Qu’une direction décide de renoncer à toute présence dans le débat national pour sauver des sièges de députés est une stratégie discutable mais en dernière instance légitime. Encore faut-il bien faire les choses et se donner les moyens tactiques de sa politique. L’expérience du “programme commun” a montré au délà du raisonnable que “l’union” n’est pas une question de confiance, mais de rapport de forces. Imaginer un instant que Mélenchon – ou qui que ce soit d’autre, ce n’est pas une question de personnes – respectera un accord “virtuel” au lendemain des présidentielles parce qu’il aime bien Marie-George, c’est se fourrer le doigt dans l’oeil (4). Si la candidature Mélenchon est un succès, le candidat aura acquis une légitimité populaire qui lui permettra d’imposer sa loi au PCF (l’expérience Mitterrand ne vous a pas suffi, camarades ?) et il ne s’en privera pas. Et si sa candidature est un échec, le PCF n’en profitera pas à l’heure de faire réélire ses députés.

 

Croire que le PCF arrivera à faire respecter les conditions qu’il a mises à la candidature de Jean-Luc Mélenchon c’est se bercer de douces illusions. Et le faire croire aux militants, c’est franchement criminel. Que feront les dirigeants du PCF lorsquel le candidat ignorera – et je suis prêt à parier que c’est ce qui va se passer – le “programme populaire partagé” et “l’accord sur les législatives” ? Croit-on vraiment que le PCF sera en position de dire “si c’est comme ça, on retire nos billes” ? Qu’il pourra se choisir un autre candidat ? Faut pas rêver: Mélenchon est maintenant candidat, et encore plus fort, il a réussi à l’être sans avoir à s’engager personnellement auprès des militants communistes ni sur le programme, ni sur l’accord électoral, puisque ce n’est pas lui qui a sollicité leur suffrages, mais la direction de leur parti qui l’a fait. Mélenchon aura beau jeu demain lorsqu’il mettra de côté un “programme populaire partagé” et un “accord pour les législatives” qu’il n’a jamais signé.

 

Et on n’a pas eu longtemps à attendre pour voir combien “programme” et “accord” sont virtuels.
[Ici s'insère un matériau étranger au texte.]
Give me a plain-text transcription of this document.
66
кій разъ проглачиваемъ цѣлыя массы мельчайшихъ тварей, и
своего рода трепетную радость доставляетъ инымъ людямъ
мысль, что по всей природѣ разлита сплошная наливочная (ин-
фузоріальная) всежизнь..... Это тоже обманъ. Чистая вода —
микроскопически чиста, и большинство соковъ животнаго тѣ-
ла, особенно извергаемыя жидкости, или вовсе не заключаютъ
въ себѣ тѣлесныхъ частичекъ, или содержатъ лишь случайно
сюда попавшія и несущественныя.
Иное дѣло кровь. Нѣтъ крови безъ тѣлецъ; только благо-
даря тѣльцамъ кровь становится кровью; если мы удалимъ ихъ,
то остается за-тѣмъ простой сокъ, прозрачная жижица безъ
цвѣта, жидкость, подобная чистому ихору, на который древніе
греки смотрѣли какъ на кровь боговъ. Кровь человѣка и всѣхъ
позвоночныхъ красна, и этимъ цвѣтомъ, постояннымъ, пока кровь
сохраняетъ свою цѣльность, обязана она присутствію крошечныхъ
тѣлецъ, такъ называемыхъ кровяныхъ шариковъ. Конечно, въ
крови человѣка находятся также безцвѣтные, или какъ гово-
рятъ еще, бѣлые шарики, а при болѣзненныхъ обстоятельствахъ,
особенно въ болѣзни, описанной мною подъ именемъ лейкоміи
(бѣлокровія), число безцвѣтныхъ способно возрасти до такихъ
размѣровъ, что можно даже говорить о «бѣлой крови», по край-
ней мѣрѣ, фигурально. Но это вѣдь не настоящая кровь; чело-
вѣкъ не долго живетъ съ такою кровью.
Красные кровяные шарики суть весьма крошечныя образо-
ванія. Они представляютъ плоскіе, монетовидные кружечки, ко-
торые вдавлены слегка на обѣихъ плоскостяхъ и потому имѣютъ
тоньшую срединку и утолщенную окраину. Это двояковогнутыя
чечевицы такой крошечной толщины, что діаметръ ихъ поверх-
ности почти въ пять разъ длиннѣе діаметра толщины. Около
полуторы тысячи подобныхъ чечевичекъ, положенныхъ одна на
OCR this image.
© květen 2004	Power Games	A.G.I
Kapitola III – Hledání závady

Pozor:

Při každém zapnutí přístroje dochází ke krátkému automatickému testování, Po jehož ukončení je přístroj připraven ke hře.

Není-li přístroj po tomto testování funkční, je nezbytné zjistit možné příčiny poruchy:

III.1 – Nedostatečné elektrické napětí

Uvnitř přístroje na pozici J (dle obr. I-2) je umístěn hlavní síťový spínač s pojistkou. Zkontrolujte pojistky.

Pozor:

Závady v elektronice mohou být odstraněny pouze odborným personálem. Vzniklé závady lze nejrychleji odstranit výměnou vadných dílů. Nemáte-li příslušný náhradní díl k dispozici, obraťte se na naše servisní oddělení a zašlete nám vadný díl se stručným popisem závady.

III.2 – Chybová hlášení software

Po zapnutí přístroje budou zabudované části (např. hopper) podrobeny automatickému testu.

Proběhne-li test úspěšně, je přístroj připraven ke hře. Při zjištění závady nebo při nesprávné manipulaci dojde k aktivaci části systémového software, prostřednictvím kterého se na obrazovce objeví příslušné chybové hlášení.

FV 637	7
Le communiqué du PG concernant le vote des militants communistes est très révélateur. Que dit-on du “programme populaire partagé” ? Rien. Il n’est même pas mentionné (3). On nous parle au contraire d’un “programme de radicalité concrète,  sociale, écologique et républicaine”. Que dit-on de l’accord sur les législatives, qui n’a d’accord que le nom, puisque personne n’est en fait d’accord ? Pas davantage. Jean-Luc Mélenchon était l’invité du journal de TF1 ce soir. A-t-il fait mention du “programme partagé” ? Non. Des législatives ? Pas davantage. Exit donc la “campagne collective des 1500 candidats” et autres balivernes. En à peine un mois les “conditions” mises par le comité national du PCF pour rassurer les militants sur le fait qu’ils conserveraient un certain contrôle sur les évènements et réaffirmées par la conférence nationale sont allées à la poubelle.

 

Après tout ça, il faut avoir de l’estomac pour lire les commentaires de militants communistes sur tel ou tel blog se réjouissant du résultat de ce vote et annonçant des lendemains qui chantent. Est-il possible que le PCF et ses militants n’aient pas tiré les leçons des quarante dernières années de vie politique ? Est-il possible qu’ils croient encore au père Noël ? Elle est toujours à l’oeuvre, cette envie de croire qui avait porté des militants honnêtes à voter pour l’ancien fonctionnaire de Vichy, l’ancien ministre “Algérie française”, l’anticommuniste de toujours. Cette même envie de croire qui avait fait que les militants avaient voté “oui” à la participation du PCF au gouvernement de la “gauche plurielle” sur la base d’un accord PS-PCF qui prévoyait l’arrêt des privatisations. On sait ce qu’il en devint, de cet accord…

 

Alors, camarades, lorsque le candidat que vous avez choisi ira défendre dans les médias et en votre nom un programme qui n’a rien à voir avec celui que vous avez voté, lorsque vous vous ferez piquer vos députés par des candidats labelisés “Front de Gauche”, aux dents longues et aux idées courtes (genre Clémentine Autain), ne soyez pas surpris. On vous aura prévenu.

 

Descartes

 

 

 

(1) On a quand même l’impression que plus un département regroupe un électorat populaire, moins l’impulsion du vote Mélenchon a été forte.

 

(2) Le lecteur saura excuser le caractère absurde où hésitant de la ponctuation de ce texte, elle est strictement reprise de l’original…

 

(3) Il faut dire que le document que le PCF appelle “programme populaire partagé” n’a pas une seule fois été mentionné sur le site du PG ou de la GU, pas plus que sur leurs documents. Gageons qu’il sera aussi totalement absent du discours du candidat Mélenchon…

 

(4) Quoique… il se passent de drôles de choses entre Marie-George et le PG. Par exemple, on trouve dans le site du PG parmi les communiqués d’actualité une étrange invitation signée de Marie-George (ici) pour fêter la désignation de Mélenchon comme candidat présidentiel et… sa propre désignation comme candidate législative pour la 4ème circonscription de Seine-Saint-Denis. Comme quoi l’accord global sur les législatives n’existe pas, mais le PG sait récompenser ses “amis” au sein du PCF qui peuvent d’ores et déjà compter sur leur circonscription. C’est beau, non ? Quant à savoir pourquoi Marie-George prefère inviter à sa fête sur le site du PG plutôt que sur le site de son propre parti… disons que cela fait partie des mystères du Front de Gauche.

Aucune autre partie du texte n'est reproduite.